I came across these lovely flowers during an evening walk. This time of the year is the best when one does enjoy a peaceful and long evening walk, especially people like me who find it extremely difficult to rise early in the morning and go for a walk. This season is the best because of the right temperature and humidity and presence of the right kind of flora and fauna. And a right combination of all these factors is very important to pull this lazy woman out of her reverie and set her on her feet to do the needful i.e. take a walk. But along with all this beauty, we have our share of beasts in the area too.

This is the road to my home. My house is so well hidden behind a row of bungalows and trees that people have difficulty finding my house. It has that haunted forest look about it that forbids faint  of heart from walking alone on this road at dusk. It is situated at an extreme end of this residential area, on the edge of a forest which is separated from our house by a deep gorge, and considering the presence of wild animals in this area, this little separating factor is a boon. 
I had once mentioned how a leopard was once spotted at the edge of my lawn (Read Here). Appearance of leopards and wild boars is not uncommon in this area and thus we always finish our walks before the fall of darkness. During these walks or while I am sitting in the lawn, I keep my eyes and ears open and stare at the side bushes as if something will jump out of it instantly. Falling leaves and small birds and squirrels make me jump, however I consider myself brave once I am inside my home. My maid finishes her work and leaves before dark and when my husband, who has set up a study room in the outhouse, goes there to study late at night, I always insist that he should carry at least a hockey stick, which he sometimes does, if only to keep me quiet.
Coco is not allowed to play alone outside, even during the day and presence of an adult is mandatory. These are a few rules that we try to follow in order to stay safe. Even after repeated requests, warnings and even threats, my husband does not always close the screen door behind him when he leaves while I am resting, and I grind my teeth when I see it wide open to the world. What if someday, the leopard invites itself to my kitchen for an afternoon snack, the main ingredient of the snack being me? After all, it regularly keeps appearing in backyards and side alleys and lawns. 

Then one day in mid-March, started the spell of terror with the above news from a neighboring colony, in which a leopard dragged a teenager to nearby fields when she went out of her house after dusk, and left her dying after local people rushed to the site. The girl died later, and her death triggered a little public upheaval to the forest authorities, who then roped in a team of hunters, and the leopard was killed a few days later. 

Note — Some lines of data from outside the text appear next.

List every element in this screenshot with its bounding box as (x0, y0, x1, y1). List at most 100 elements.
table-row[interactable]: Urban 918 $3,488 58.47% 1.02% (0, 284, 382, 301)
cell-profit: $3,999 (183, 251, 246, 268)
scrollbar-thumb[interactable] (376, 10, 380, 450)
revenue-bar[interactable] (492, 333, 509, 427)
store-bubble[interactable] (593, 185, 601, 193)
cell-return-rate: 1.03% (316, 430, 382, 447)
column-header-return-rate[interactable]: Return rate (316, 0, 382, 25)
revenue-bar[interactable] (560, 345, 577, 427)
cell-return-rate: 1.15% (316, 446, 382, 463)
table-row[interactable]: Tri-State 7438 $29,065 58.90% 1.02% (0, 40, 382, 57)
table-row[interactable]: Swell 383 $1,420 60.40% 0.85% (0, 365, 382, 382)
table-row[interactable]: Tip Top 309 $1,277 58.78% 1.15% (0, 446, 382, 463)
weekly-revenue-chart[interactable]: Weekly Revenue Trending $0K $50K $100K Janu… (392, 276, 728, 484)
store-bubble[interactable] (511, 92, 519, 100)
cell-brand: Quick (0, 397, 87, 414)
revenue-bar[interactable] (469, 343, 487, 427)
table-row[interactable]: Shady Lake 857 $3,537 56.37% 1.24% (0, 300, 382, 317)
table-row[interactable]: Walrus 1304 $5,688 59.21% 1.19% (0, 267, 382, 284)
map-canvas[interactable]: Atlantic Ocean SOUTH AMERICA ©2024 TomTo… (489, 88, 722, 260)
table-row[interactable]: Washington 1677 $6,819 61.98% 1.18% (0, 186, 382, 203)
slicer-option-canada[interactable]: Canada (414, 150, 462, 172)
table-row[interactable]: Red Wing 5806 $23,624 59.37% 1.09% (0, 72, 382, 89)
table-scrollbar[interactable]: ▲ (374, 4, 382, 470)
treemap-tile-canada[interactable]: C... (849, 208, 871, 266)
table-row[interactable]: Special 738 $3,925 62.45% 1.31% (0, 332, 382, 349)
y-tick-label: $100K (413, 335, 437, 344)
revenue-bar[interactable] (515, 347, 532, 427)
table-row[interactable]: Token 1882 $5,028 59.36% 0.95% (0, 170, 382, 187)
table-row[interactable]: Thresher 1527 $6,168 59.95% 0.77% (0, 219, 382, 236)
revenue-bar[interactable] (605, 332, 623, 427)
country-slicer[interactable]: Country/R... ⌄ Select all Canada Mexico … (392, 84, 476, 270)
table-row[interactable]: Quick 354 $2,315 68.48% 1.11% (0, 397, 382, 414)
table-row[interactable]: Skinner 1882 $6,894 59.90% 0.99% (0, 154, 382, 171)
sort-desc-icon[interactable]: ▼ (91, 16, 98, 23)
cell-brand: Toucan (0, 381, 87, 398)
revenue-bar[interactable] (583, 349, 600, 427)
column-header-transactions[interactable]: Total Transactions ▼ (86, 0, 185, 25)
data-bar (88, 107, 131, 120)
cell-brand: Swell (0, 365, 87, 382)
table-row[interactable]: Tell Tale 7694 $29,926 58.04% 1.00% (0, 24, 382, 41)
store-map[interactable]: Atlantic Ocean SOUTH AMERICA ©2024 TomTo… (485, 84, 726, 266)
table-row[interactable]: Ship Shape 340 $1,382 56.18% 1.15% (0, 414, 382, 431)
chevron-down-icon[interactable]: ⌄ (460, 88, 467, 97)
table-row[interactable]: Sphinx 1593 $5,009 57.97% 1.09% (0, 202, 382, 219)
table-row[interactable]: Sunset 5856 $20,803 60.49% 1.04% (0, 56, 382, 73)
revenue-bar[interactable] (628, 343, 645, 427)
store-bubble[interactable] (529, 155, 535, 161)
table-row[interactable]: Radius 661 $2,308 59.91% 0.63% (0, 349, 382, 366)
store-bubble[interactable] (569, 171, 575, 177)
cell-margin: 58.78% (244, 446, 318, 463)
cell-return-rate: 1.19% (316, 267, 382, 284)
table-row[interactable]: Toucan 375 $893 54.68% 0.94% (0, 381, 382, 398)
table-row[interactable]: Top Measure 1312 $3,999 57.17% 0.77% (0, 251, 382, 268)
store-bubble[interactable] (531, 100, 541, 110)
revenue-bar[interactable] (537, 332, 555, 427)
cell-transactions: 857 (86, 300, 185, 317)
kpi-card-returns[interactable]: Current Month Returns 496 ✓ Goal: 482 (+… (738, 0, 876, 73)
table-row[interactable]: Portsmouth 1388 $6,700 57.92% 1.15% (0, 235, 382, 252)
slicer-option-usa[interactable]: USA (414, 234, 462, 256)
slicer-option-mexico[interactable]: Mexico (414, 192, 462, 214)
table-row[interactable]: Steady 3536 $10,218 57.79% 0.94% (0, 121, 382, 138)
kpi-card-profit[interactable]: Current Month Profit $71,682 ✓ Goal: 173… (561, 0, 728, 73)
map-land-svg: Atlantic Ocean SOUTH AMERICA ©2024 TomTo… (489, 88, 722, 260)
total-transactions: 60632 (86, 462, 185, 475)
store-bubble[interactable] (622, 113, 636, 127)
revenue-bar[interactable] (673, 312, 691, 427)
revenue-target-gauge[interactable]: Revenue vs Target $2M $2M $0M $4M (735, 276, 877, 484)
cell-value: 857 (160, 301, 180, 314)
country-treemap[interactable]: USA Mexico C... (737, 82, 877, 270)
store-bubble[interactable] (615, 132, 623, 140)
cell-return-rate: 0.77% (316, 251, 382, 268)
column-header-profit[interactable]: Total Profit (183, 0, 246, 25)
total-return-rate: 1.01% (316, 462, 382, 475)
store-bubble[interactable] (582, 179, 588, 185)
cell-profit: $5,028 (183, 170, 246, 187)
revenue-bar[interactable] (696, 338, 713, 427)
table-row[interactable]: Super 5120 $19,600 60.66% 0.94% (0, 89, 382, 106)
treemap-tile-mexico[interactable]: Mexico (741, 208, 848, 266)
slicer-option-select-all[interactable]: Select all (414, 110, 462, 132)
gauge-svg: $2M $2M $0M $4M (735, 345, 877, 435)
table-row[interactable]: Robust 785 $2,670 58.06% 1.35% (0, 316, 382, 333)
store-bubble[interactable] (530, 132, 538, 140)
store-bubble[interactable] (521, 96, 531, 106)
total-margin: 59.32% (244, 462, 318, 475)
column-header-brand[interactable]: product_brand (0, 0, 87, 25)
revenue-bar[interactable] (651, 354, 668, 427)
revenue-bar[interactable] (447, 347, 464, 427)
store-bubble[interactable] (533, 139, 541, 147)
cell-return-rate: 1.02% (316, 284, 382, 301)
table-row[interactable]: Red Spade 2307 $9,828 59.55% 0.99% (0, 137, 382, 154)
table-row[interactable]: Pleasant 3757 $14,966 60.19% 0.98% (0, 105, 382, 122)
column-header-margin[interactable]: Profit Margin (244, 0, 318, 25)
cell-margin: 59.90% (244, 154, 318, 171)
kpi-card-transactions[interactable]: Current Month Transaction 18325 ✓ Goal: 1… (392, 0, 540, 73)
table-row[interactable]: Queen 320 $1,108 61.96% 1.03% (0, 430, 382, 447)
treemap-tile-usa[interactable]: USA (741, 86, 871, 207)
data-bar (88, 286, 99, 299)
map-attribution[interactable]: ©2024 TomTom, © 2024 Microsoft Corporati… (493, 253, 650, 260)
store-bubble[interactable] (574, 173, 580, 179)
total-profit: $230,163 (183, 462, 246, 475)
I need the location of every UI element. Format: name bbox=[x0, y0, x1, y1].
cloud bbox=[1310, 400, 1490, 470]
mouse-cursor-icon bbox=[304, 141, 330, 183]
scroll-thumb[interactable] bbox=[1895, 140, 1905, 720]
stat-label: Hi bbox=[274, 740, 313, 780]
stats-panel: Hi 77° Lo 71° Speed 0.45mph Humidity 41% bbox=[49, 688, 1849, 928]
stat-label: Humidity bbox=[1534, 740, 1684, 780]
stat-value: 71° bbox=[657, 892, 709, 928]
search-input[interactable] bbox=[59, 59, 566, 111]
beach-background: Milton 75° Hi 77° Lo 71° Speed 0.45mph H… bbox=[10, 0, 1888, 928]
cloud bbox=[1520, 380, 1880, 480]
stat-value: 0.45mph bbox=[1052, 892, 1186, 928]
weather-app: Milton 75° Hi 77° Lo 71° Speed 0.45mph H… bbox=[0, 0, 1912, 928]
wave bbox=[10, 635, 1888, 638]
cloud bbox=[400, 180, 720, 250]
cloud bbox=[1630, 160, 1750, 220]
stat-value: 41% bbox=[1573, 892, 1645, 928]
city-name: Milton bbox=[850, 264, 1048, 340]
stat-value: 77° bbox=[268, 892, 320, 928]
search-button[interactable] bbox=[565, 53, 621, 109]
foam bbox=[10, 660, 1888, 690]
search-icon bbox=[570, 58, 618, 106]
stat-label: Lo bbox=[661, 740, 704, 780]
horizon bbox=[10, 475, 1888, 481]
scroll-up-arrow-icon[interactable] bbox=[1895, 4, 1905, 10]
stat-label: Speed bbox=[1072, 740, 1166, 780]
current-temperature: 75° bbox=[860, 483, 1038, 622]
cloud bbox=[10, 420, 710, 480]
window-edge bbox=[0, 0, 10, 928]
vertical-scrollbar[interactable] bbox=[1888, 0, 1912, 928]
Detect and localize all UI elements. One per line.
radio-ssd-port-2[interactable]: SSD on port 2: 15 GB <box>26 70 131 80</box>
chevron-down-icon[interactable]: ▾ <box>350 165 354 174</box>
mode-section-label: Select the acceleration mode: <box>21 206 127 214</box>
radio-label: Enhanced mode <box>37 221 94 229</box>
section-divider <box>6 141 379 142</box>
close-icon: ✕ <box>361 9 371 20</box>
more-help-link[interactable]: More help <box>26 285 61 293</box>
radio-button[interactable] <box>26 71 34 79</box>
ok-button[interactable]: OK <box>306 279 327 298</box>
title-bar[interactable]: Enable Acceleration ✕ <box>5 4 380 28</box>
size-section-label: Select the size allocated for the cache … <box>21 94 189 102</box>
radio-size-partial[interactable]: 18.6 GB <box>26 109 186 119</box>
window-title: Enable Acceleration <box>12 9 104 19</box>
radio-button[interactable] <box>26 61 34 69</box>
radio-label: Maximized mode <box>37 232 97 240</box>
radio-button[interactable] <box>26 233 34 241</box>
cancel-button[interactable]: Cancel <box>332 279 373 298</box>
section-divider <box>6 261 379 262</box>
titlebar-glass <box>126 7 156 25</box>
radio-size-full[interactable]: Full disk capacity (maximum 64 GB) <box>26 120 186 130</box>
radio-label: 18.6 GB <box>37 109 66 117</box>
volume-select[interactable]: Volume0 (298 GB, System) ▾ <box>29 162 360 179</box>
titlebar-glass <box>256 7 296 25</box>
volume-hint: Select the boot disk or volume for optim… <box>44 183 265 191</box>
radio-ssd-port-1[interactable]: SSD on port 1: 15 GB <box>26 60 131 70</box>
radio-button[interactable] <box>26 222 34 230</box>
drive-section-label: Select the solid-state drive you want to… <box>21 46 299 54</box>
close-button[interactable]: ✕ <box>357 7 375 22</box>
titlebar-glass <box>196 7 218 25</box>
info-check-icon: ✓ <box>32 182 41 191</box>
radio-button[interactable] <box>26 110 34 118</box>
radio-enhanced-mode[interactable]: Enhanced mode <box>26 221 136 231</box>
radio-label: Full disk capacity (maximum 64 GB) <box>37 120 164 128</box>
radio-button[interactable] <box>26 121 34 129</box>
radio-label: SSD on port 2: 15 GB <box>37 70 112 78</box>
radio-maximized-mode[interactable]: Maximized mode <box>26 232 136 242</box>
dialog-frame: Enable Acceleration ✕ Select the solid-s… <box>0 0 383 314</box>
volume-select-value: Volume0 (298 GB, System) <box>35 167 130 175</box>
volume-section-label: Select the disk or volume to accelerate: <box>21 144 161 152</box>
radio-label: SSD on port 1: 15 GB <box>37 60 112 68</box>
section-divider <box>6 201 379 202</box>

The incident left us all terrorized and shaken and so much more alert. Earlier we used to talk jokingly about the leopard, or gossiped about its appearance in thrilled voices. Now, when it seemed to cloud our lives with the threat of getting hurt or even dying, and we narrowly dodged the encounter with fear, the jokes and the thrill turned into contemplative questions of life and death. Biggest of them all is: who killed whom? Man or leopard?